Milligan accepted a position as manager at Lyford Coop Gin in 2001. In 2003, Lyford ginned 34,534 bales, more than any gin in the Rio Grande Valley. He also ginned the first bale in the nation that year, and this past year was the best year ever at 53,503 bales.

“It is obvious that Gerald Miligan is a jack of all trades, a family man, and a self-motivator, result oriented and much more,” said Stoney Jackson, executive director of the Texas Agricultural Cooperative Trust. “He is an accomplished individual. Winning awards for him doesn’t come often, but when they do, they are big ones. In fact, he may be the only person ever to win both the TACC Cooperative Ginner of the Year, and the Oklahoma Ginner of the Year awards,” concluded Jackson.

Humberto Vela

Humberto Vela receiving his Distinguished Service award.

This year’s Distinguished Service award was presented to Humberto Vela. He taught school from 1965 to 1971, teaching World, U.S. and Texas History as well as World Geography.

“In whatever business he has been in, agriculture and his farm have always been a part of it,” remarked Charlie McQuae. After received a college degree in History and Government, with an emphasis in pre-law, Vela took a job as assistant ginner and scale man at the local cotton gin and grain elevator. After working in the gin for 10 years, he took on a new profession, and for the next six years he taught school. Realizing the teaching profession did not pay well, he bought and operated a service station. After running the service station for four years, a local independent trucking contractor approached him about working in the trucking business.
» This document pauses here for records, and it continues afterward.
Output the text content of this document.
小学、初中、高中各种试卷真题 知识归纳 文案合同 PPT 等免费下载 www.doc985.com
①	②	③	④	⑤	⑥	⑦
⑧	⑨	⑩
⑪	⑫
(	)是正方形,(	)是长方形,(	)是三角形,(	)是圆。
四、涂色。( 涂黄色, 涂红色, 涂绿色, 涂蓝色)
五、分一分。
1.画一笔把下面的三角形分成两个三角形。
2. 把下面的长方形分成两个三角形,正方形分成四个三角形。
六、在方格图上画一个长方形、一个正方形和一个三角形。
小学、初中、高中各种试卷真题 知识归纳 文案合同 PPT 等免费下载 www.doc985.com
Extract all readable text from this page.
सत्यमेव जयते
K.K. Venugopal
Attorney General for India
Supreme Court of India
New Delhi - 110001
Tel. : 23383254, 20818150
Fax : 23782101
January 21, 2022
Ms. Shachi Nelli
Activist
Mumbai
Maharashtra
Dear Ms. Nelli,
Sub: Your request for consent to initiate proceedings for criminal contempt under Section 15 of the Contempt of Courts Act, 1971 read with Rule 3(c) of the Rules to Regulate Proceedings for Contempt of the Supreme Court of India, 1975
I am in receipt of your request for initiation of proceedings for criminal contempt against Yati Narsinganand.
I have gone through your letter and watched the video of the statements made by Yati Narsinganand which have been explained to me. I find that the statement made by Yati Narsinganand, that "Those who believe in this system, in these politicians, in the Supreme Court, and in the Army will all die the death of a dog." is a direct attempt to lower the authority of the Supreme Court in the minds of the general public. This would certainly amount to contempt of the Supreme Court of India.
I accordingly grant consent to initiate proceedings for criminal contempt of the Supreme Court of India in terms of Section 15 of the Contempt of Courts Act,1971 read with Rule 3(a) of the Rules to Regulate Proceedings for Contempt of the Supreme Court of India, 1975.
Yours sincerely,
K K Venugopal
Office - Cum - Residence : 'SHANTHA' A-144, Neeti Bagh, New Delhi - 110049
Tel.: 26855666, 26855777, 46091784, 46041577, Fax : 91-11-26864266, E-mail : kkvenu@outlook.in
The day before Vela was to report to duty at his new job, the owner of the trucking firm died, leaving behind a contract to haul sugarcane from the field to the sugar mill. Although new to the company, Vela was asked to assume total responsibility on behalf of the trucking company to fulfill the obligation of hauling the entire sugarcane crop. Jack Nelson, the CEO of Rio Grande Valley Sugar Growers approached Vela about coming to work for the coop on a full-time basis as transportation supervisor. Vela has spent 31 years at the coop advancing from total transportation responsibilities to becoming harvesting and transportation superintendent for eight years and the last 20 years as director of personnel and public relations.

“In 1998, Vela was elected to serve as the Texas Agricultural Cooperative Council president. Since that time, he continues to provide great support and leadership to coop direction in the state,” McQuhae said.

According to Vela, one of the greatest highlights in his career came in 2000 when he was asked to accompany Texas Agriculture Commissioner Susan Combs on a trade mission to South America. For two weeks, he traveled with the commissioner to Brazil, Argentina, Chile and Peru.